En un mot, l'enseignement est le suivant: dès le début, les humains ont eu deux expériences très différentes de Dieu. D'une part, Dieu est perçu comme étant radicalement différent, tellement entièrement à part de nous-mêmes, que nous ne pouvons même pas nous référer à Lui en utilisant des mots comme être et existence d'une manière directe et sans équivoque. "Mes pensées ne sont pas vos pensées, et mes voies ne sont pas vos voies", dit le Seigneur. Le terme technique pour ce sens de la distance de Dieu par rapport à nous, est la transcendance.

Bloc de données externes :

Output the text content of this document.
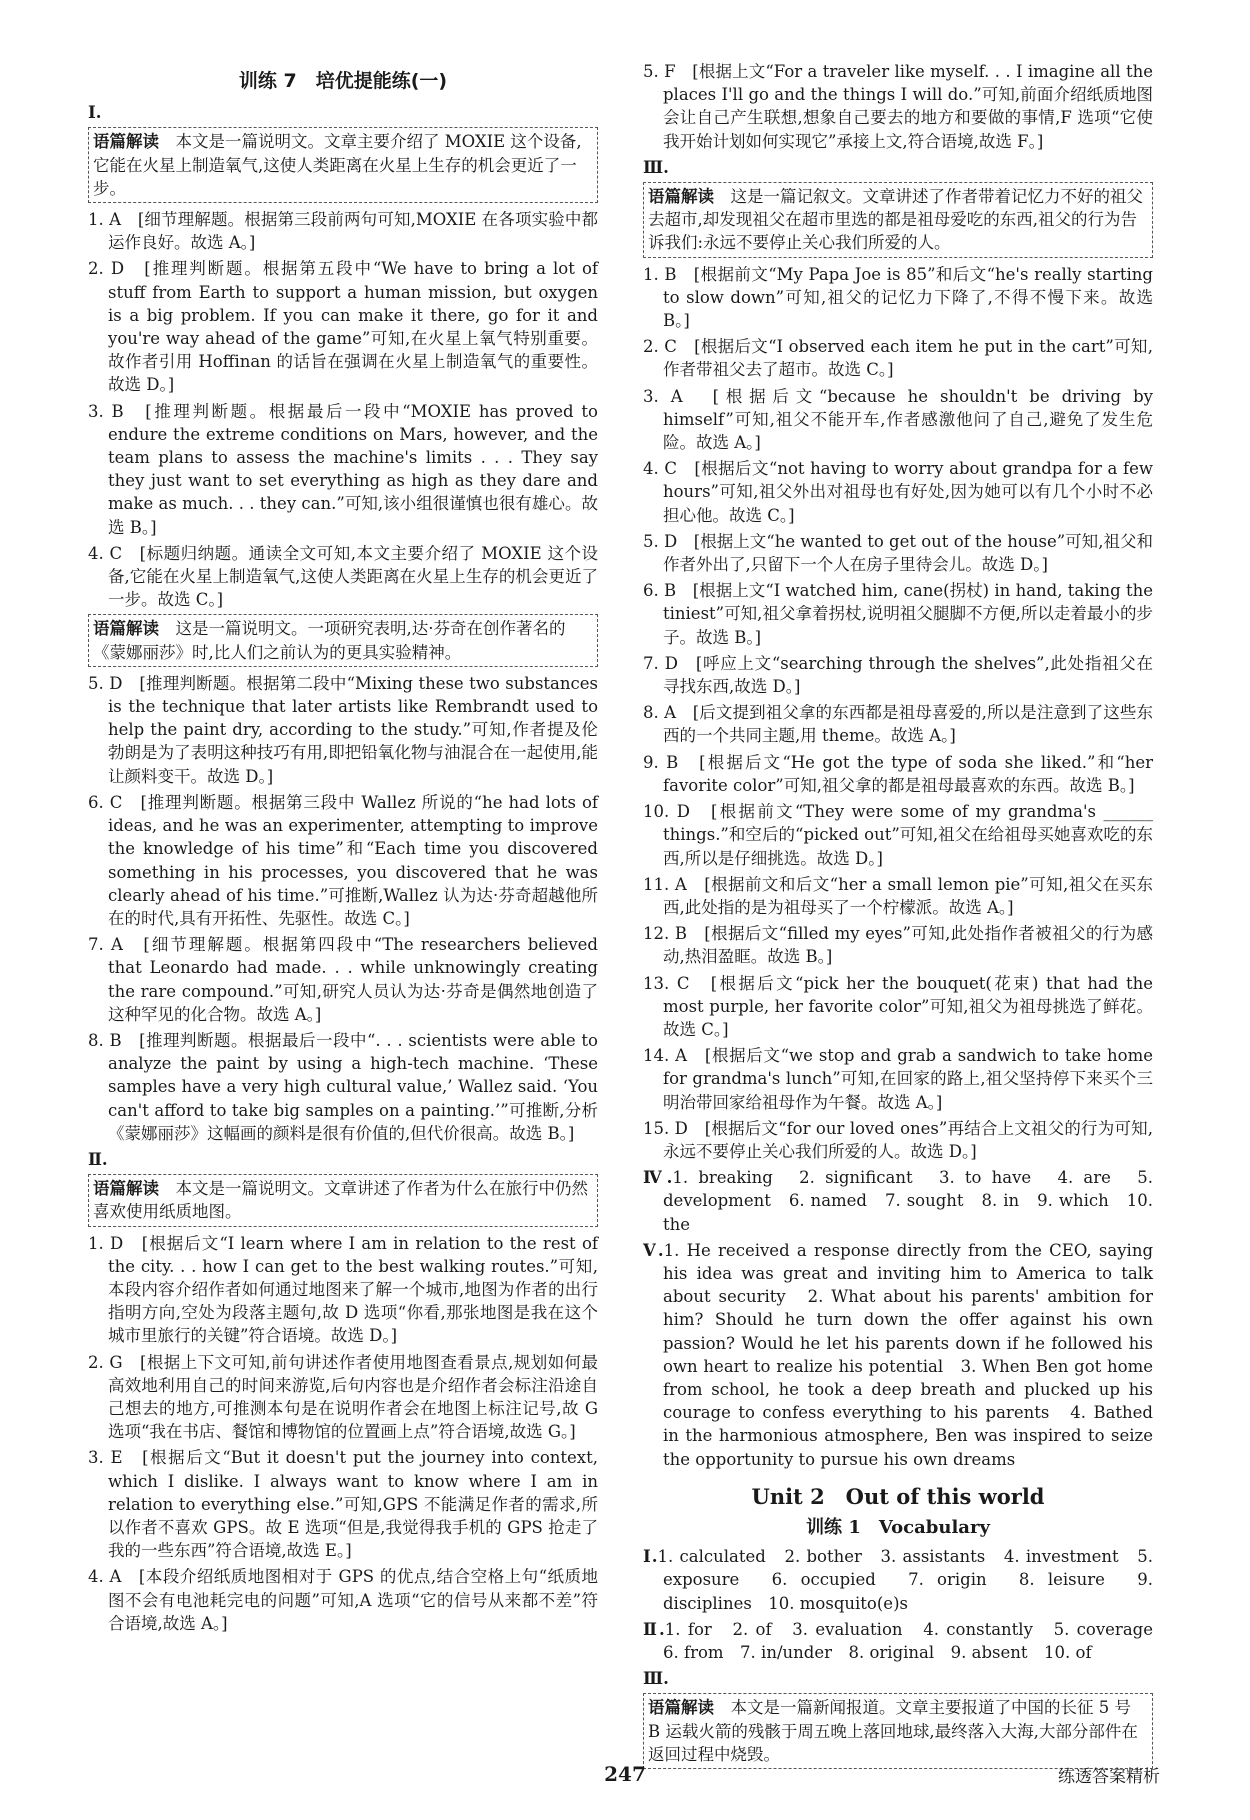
训练 7　培优提能练(一)
Ⅰ.
语篇解读　本文是一篇说明文。文章主要介绍了 MOXIE 这个设备,它能在火星上制造氧气,这使人类距离在火星上生存的机会更近了一步。
1. A　[细节理解题。根据第三段前两句可知,MOXIE 在各项实验中都运作良好。故选 A。]
2. D　[推理判断题。根据第五段中“We have to bring a lot of stuff from Earth to support a human mission, but oxygen is a big problem. If you can make it there, go for it and you're way ahead of the game”可知,在火星上氧气特别重要。故作者引用 Hoffinan 的话旨在强调在火星上制造氧气的重要性。故选 D。]
3. B　[推理判断题。根据最后一段中“MOXIE has proved to endure the extreme conditions on Mars, however, and the team plans to assess the machine's limits . . . They say they just want to set everything as high as they dare and make as much. . . they can.”可知,该小组很谨慎也很有雄心。故选 B。]
4. C　[标题归纳题。通读全文可知,本文主要介绍了 MOXIE 这个设备,它能在火星上制造氧气,这使人类距离在火星上生存的机会更近了一步。故选 C。]
语篇解读　这是一篇说明文。一项研究表明,达·芬奇在创作著名的《蒙娜丽莎》时,比人们之前认为的更具实验精神。
5. D　[推理判断题。根据第二段中“Mixing these two substances is the technique that later artists like Rembrandt used to help the paint dry, according to the study.”可知,作者提及伦勃朗是为了表明这种技巧有用,即把铅氧化物与油混合在一起使用,能让颜料变干。故选 D。]
6. C　[推理判断题。根据第三段中 Wallez 所说的“he had lots of ideas, and he was an experimenter, attempting to improve the knowledge of his time”和“Each time you discovered something in his processes, you discovered that he was clearly ahead of his time.”可推断,Wallez 认为达·芬奇超越他所在的时代,具有开拓性、先驱性。故选 C。]
7. A　[细节理解题。根据第四段中“The researchers believed that Leonardo had made. . . while unknowingly creating the rare compound.”可知,研究人员认为达·芬奇是偶然地创造了这种罕见的化合物。故选 A。]
8. B　[推理判断题。根据最后一段中“. . . scientists were able to analyze the paint by using a high-tech machine. ‘These samples have a very high cultural value,’ Wallez said. ‘You can't afford to take big samples on a painting.’”可推断,分析《蒙娜丽莎》这幅画的颜料是很有价值的,但代价很高。故选 B。]
Ⅱ.
语篇解读　本文是一篇说明文。文章讲述了作者为什么在旅行中仍然喜欢使用纸质地图。
1. D　[根据后文“I learn where I am in relation to the rest of the city. . . how I can get to the best walking routes.”可知,本段内容介绍作者如何通过地图来了解一个城市,地图为作者的出行指明方向,空处为段落主题句,故 D 选项“你看,那张地图是我在这个城市里旅行的关键”符合语境。故选 D。]
2. G　[根据上下文可知,前句讲述作者使用地图查看景点,规划如何最高效地利用自己的时间来游览,后句内容也是介绍作者会标注沿途自己想去的地方,可推测本句是在说明作者会在地图上标注记号,故 G 选项“我在书店、餐馆和博物馆的位置画上点”符合语境,故选 G。]
3. E　[根据后文“But it doesn't put the journey into context, which I dislike. I always want to know where I am in relation to everything else.”可知,GPS 不能满足作者的需求,所以作者不喜欢 GPS。故 E 选项“但是,我觉得我手机的 GPS 抢走了我的一些东西”符合语境,故选 E。]
4. A　[本段介绍纸质地图相对于 GPS 的优点,结合空格上句“纸质地图不会有电池耗完电的问题”可知,A 选项“它的信号从来都不差”符合语境,故选 A。]
5. F　[根据上文“For a traveler like myself. . . I imagine all the places I'll go and the things I will do.”可知,前面介绍纸质地图会让自己产生联想,想象自己要去的地方和要做的事情,F 选项“它使我开始计划如何实现它”承接上文,符合语境,故选 F。]
Ⅲ.
语篇解读　这是一篇记叙文。文章讲述了作者带着记忆力不好的祖父去超市,却发现祖父在超市里选的都是祖母爱吃的东西,祖父的行为告诉我们:永远不要停止关心我们所爱的人。
1. B　[根据前文“My Papa Joe is 85”和后文“he's really starting to slow down”可知,祖父的记忆力下降了,不得不慢下来。故选 B。]
2. C　[根据后文“I observed each item he put in the cart”可知,作者带祖父去了超市。故选 C。]
3. A　[根据后文“because he shouldn't be driving by himself”可知,祖父不能开车,作者感激他问了自己,避免了发生危险。故选 A。]
4. C　[根据后文“not having to worry about grandpa for a few hours”可知,祖父外出对祖母也有好处,因为她可以有几个小时不必担心他。故选 C。]
5. D　[根据上文“he wanted to get out of the house”可知,祖父和作者外出了,只留下一个人在房子里待会儿。故选 D。]
6. B　[根据上文“I watched him, cane(拐杖) in hand, taking the tiniest”可知,祖父拿着拐杖,说明祖父腿脚不方便,所以走着最小的步子。故选 B。]
7. D　[呼应上文“searching through the shelves”,此处指祖父在寻找东西,故选 D。]
8. A　[后文提到祖父拿的东西都是祖母喜爱的,所以是注意到了这些东西的一个共同主题,用 theme。故选 A。]
9. B　[根据后文“He got the type of soda she liked.”和“her favorite color”可知,祖父拿的都是祖母最喜欢的东西。故选 B。]
10. D　[根据前文“They were some of my grandma's ______ things.”和空后的“picked out”可知,祖父在给祖母买她喜欢吃的东西,所以是仔细挑选。故选 D。]
11. A　[根据前文和后文“her a small lemon pie”可知,祖父在买东西,此处指的是为祖母买了一个柠檬派。故选 A。]
12. B　[根据后文“filled my eyes”可知,此处指作者被祖父的行为感动,热泪盈眶。故选 B。]
13. C　[根据后文“pick her the bouquet(花束) that had the most purple, her favorite color”可知,祖父为祖母挑选了鲜花。故选 C。]
14. A　[根据后文“we stop and grab a sandwich to take home for grandma's lunch”可知,在回家的路上,祖父坚持停下来买个三明治带回家给祖母作为午餐。故选 A。]
15. D　[根据后文“for our loved ones”再结合上文祖父的行为可知,永远不要停止关心我们所爱的人。故选 D。]
Ⅳ.1. breaking　2. significant　3. to have　4. are　5. development　6. named　7. sought　8. in　9. which　10. the
Ⅴ.1. He received a response directly from the CEO, saying his idea was great and inviting him to America to talk about security　2. What about his parents' ambition for him? Should he turn down the offer against his own passion? Would he let his parents down if he followed his own heart to realize his potential　3. When Ben got home from school, he took a deep breath and plucked up his courage to confess everything to his parents　4. Bathed in the harmonious atmosphere, Ben was inspired to seize the opportunity to pursue his own dreams
Unit 2　Out of this world
训练 1　Vocabulary
Ⅰ.1. calculated　2. bother　3. assistants　4. investment　5. exposure　6. occupied　7. origin　8. leisure　9. disciplines　10. mosquito(e)s
Ⅱ.1. for　2. of　3. evaluation　4. constantly　5. coverage　6. from　7. in/under　8. original　9. absent　10. of
Ⅲ.
语篇解读　本文是一篇新闻报道。文章主要报道了中国的长征 5 号 B 运载火箭的残骸于周五晚上落回地球,最终落入大海,大部分部件在返回过程中烧毁。
247	练透答案精析
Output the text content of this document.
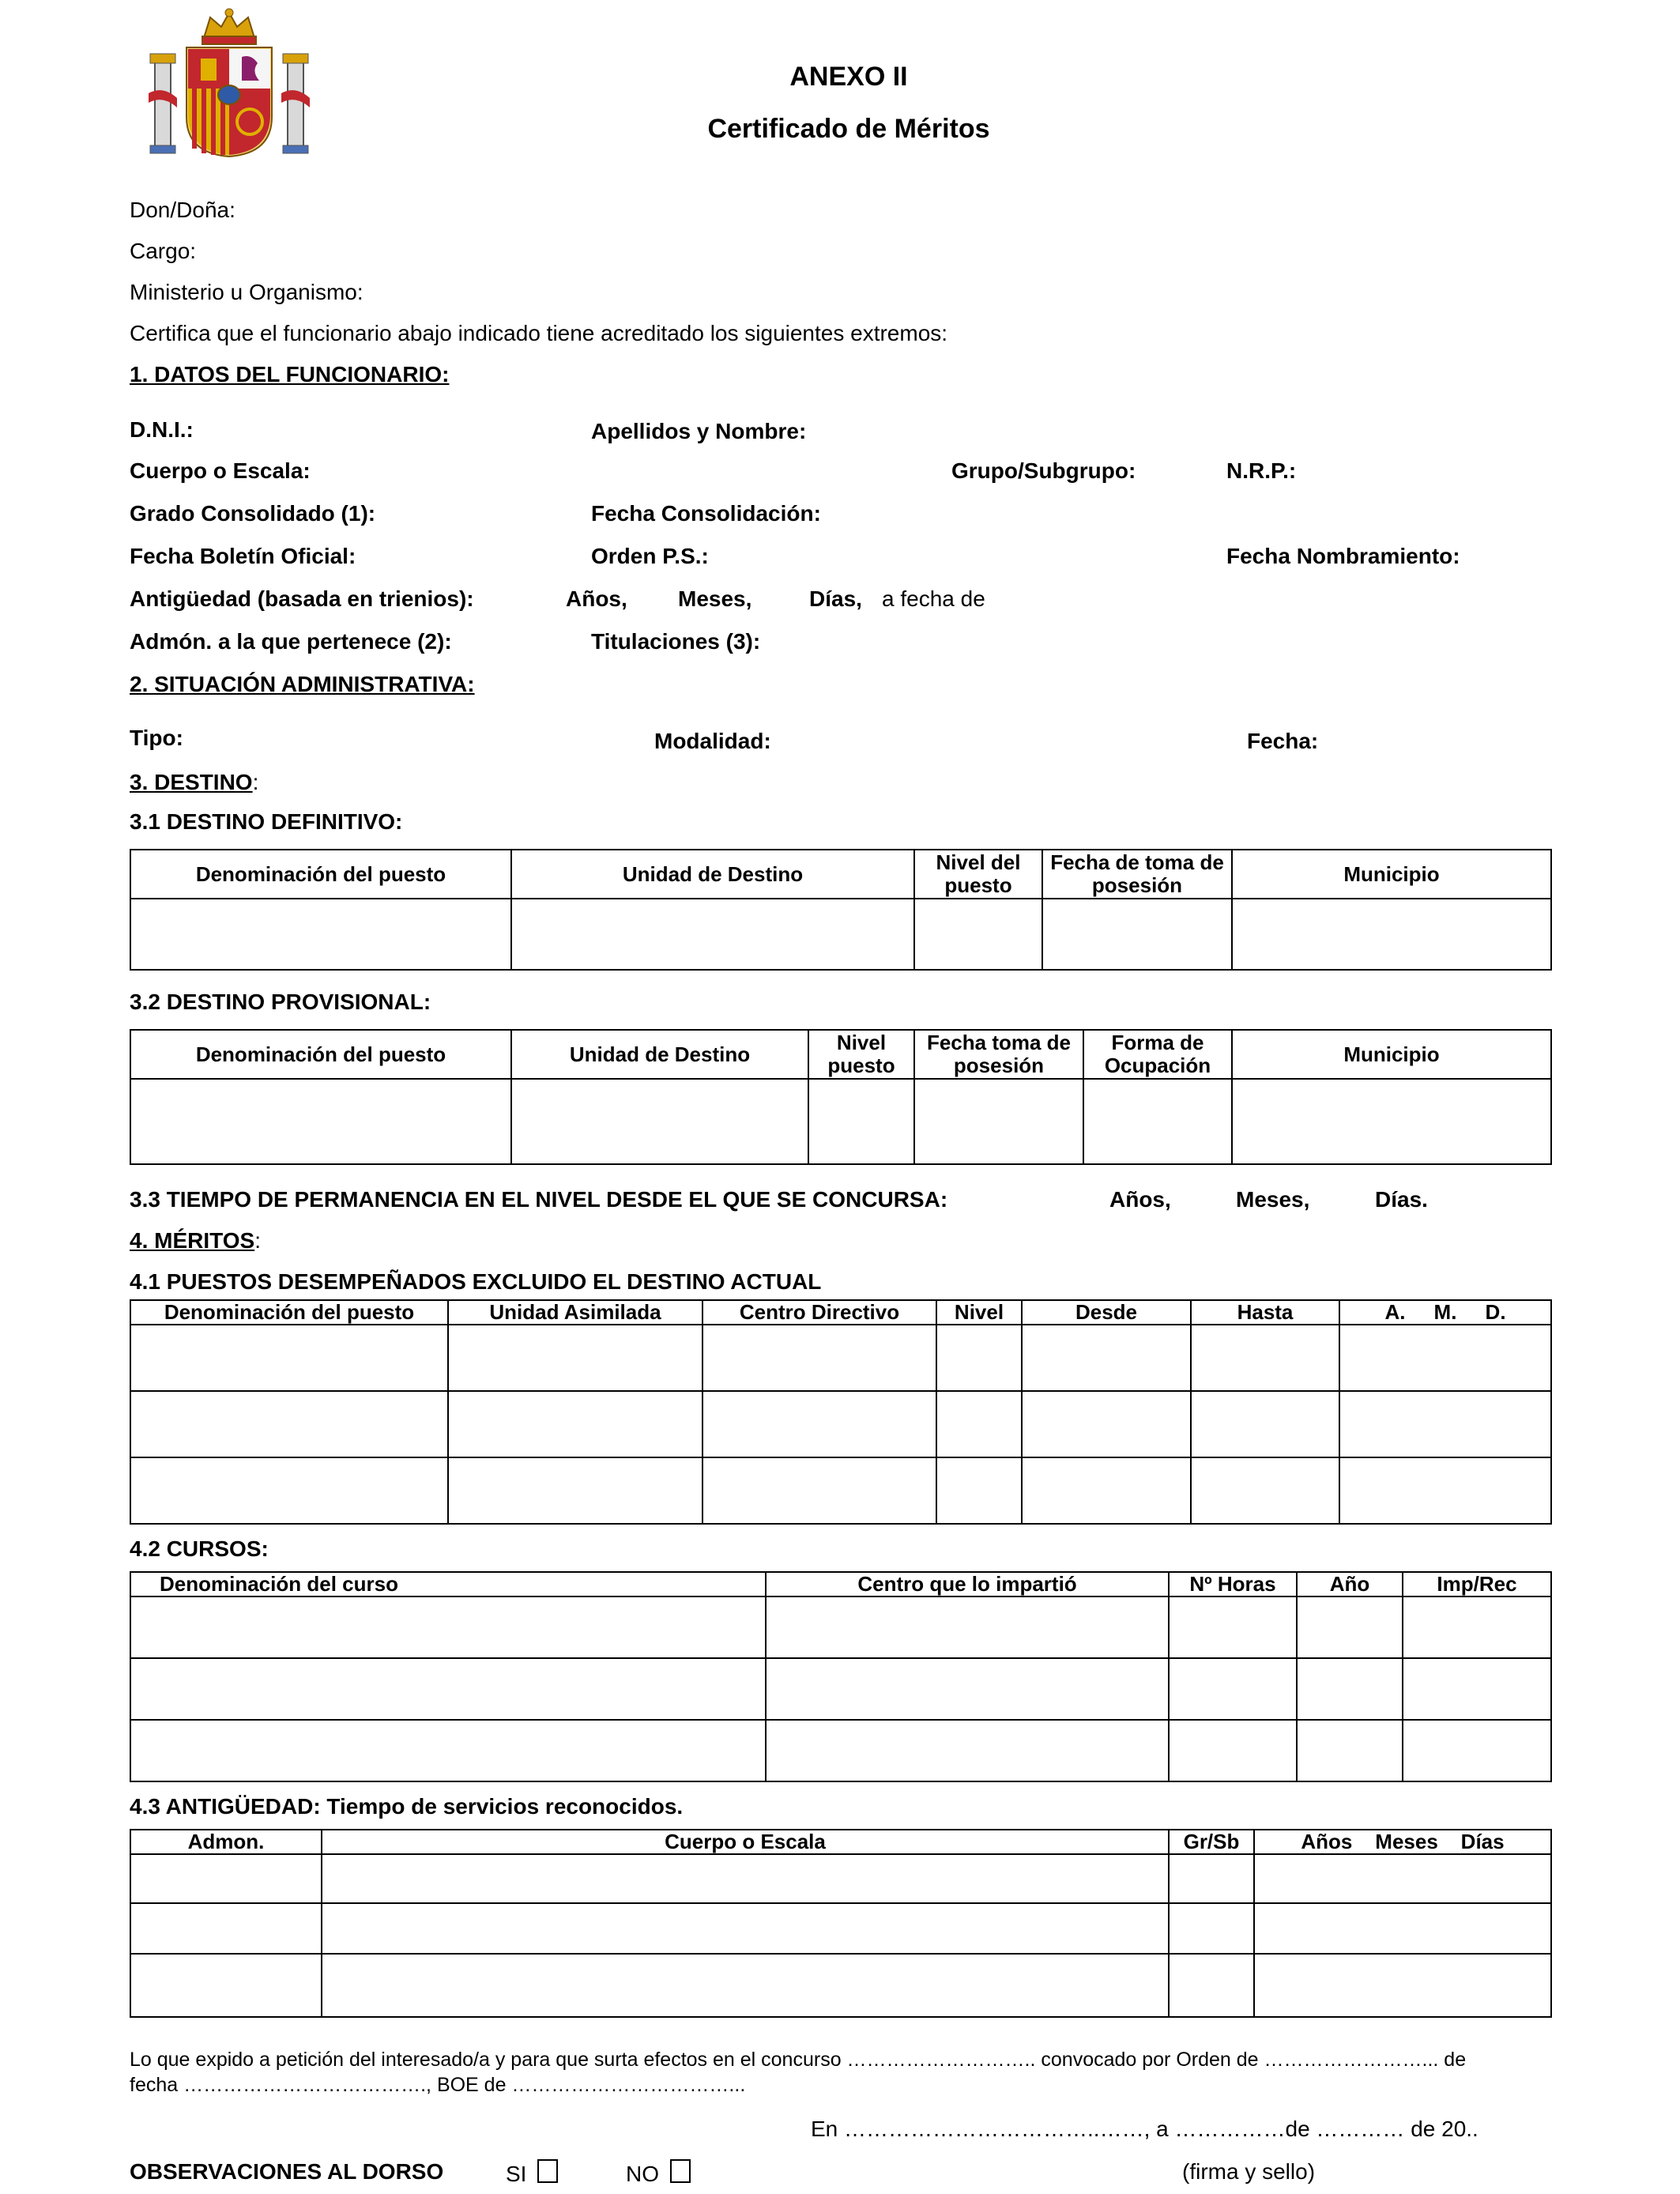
ANEXO II
Certificado de Méritos
Don/Doña:
Cargo:
Ministerio u Organismo:
Certifica que el funcionario abajo indicado tiene acreditado los siguientes extremos:
1. DATOS DEL FUNCIONARIO:
D.N.I.:	Apellidos y Nombre:
Cuerpo o Escala:	Grupo/Subgrupo:	N.R.P.:
Grado Consolidado (1):	Fecha Consolidación:
Fecha Boletín Oficial:	Orden P.S.:	Fecha Nombramiento:
Antigüedad (basada en trienios):	Años, Meses,	Días, a fecha de
Admón. a la que pertenece (2):	Titulaciones (3):
2. SITUACIÓN ADMINISTRATIVA:
Tipo:	Modalidad:	Fecha:
3. DESTINO:
3.1 DESTINO DEFINITIVO:
Denominación del puesto	Unidad de Destino	Nivel del puesto	Fecha de toma de posesión	Municipio

3.2 DESTINO PROVISIONAL:
Denominación del puesto	Unidad de Destino	Nivel puesto	Fecha toma de posesión	Forma de Ocupación	Municipio

3.3 TIEMPO DE PERMANENCIA EN EL NIVEL DESDE EL QUE SE CONCURSA:	Años,	Meses,	Días.
4. MÉRITOS:
4.1 PUESTOS DESEMPEÑADOS EXCLUIDO EL DESTINO ACTUAL
Denominación del puesto	Unidad Asimilada	Centro Directivo	Nivel	Desde	Hasta	A.     M.     D.

4.2 CURSOS:
Denominación del curso	Centro que lo impartió	Nº Horas	Año	Imp/Rec

4.3 ANTIGÜEDAD: Tiempo de servicios reconocidos.
Admon.	Cuerpo o Escala	Gr/Sb	Años    Meses    Días

Lo que expido a petición del interesado/a y para que surta efectos en el concurso ……………………….. convocado por Orden de ……………………... de
fecha ………………………………., BOE de ……………………………...
En ……………………………..……, a ……………de ………… de 20..
OBSERVACIONES AL DORSO	SI	NO	(firma y sello)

D'autre part, nous, les humains, au moins certains d'entre nous, avons également l'expérience de Dieu comme quelqu'un de plus proche de nous que nous-mêmes. Le christianisme est la religion de l'Emmanuel, qui signifie "Dieu avec nous." Saint Pierre nous dit que nous devons devenir, "participants de la nature divine." Le terme technique pour la proximité de Dieu est "immanence".

L'orthodoxie est la religion de à la fois/et, et non pas d'ou bien/ou bien. En cela, je veux dire que l'orthodoxie a toujours affirmé à la fois la transcendance absolue et infranchissable de Dieu, et sa présence immédiate et sa communion avec l'homme, au point même de nous rendre participants de Sa vie même.

L'hérésie, d'autre part, est presque toujours la religion du tout ou rien. J'ai déjà dit qu'il y a deux sortes d'hérésies. Les hérésies enthousiastes sont reliées à un personnage charismatique qui décide qu'il ou elle a une relation spéciale avec Dieu, et décide de jouer au prophète auto-proclamé. Montanus a été l'une de ces figures. On dit que ses disciples auraient convertis et baptisés au nom du Père, du Fils, et du Seigneur Montanus. Joseph Smith, et les charismatiques les plus modernes, entreraient aussi dans cette catégorie.

Le deuxième type d'hérésies, et celles-ci sont beaucoup plus communes, sont les hérésies rationalistes. La plupart des grands "ismes" qui ont affligé l'Eglise au cours des siècles, depuis le sabélianisme jusques au calvinisme, ont été de ce type.

Ce que toutes ces hérésies ont en commun, c'est la détermination de la part de leurs hérésiarques de faire que l'expérience de Dieu se conforme à une structure rationnelle. En d'autres termes, ils supposent tous que Dieu est supposé être intelligible pour nous.

Permettez-moi d'illustrer par l'histoire de la doctrine de la Trinité. Nous savons que depuis le début, l'Église a confessé sa foi en, et baptisé, au nom du Père, du Fils et du Saint-Esprit. Nous savons aussi que l'Église, qui est le nouvel Israël, croyait qu'il y avait, et qu'il ne pourrait y avoir qu'un seul Dieu, non pas trois. Ainsi, l'Église a confessé que nous connaissons le Divin, en tant que trois personnes distinctes, et comme être éternel et tout-puissant.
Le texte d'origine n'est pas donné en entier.